If I was a poet, I had become one because poetry, more intensely than any other practice, could not evade its anachronism and marginality and so constituted a kind of acknowledgment of my own preposterousness, admitting my bad faith in good faith, so to speak. I could lie about my interest in the literary response to war because by making a mockery of the notion that literature could be commensurate with mass murder I was not defaming the victims of the latter, but the dilettantes of the former, rejecting the political claims repeatedly made by the so-called left for a poetry radical only in its unpopularity.

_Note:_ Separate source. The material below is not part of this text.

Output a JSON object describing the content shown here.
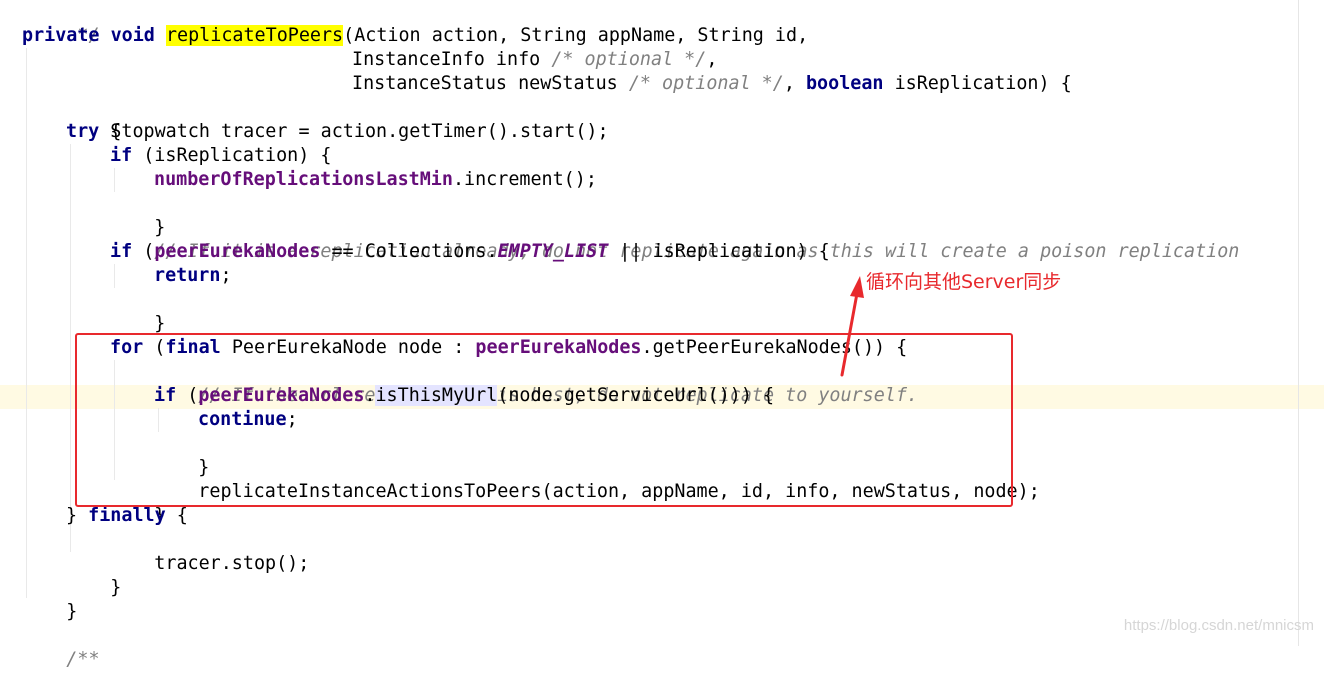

It’s clear early on that either the insufferably narcissistic poet that centers this story will either redeem himself or not — and either possibility could be frustrating. On a fellowship in Madrid, Adam seems determined to squander the opportunity, refusing to really participate in the program or learn Spanish. Yet he also insists on only speaking Spanish with the friends he makes, especially the two women he passively tries to woo, convinced that he can hide his insecurity behind the language barrier. His early immersive conversations are some of the most charming parts of the book, as he relates all the possibilities of what people might be saying, based on the few words he can understand, “I formed several possible stories out of her speech, formed them at once, so it was less like I failed to understand than that I understood in chords, understood in a plurality of worlds.”

Even after witnessing the aftermath of the 2004 train bombing, Adam continues to flail, purposefully losing friends in the protests that followed the bombing to wander alone. The political aspect of the bombings as a plot feature feels weak, though it’s likely to the story’s benefit. Instead Lerner focuses more on Adam’s obsession with authenticity and his largely self-imposed sense of loneliness. It’s a rather quiet novel where large parts of the narrative are mere banalities, though Lerner’s use of language is engaging enough to compensate.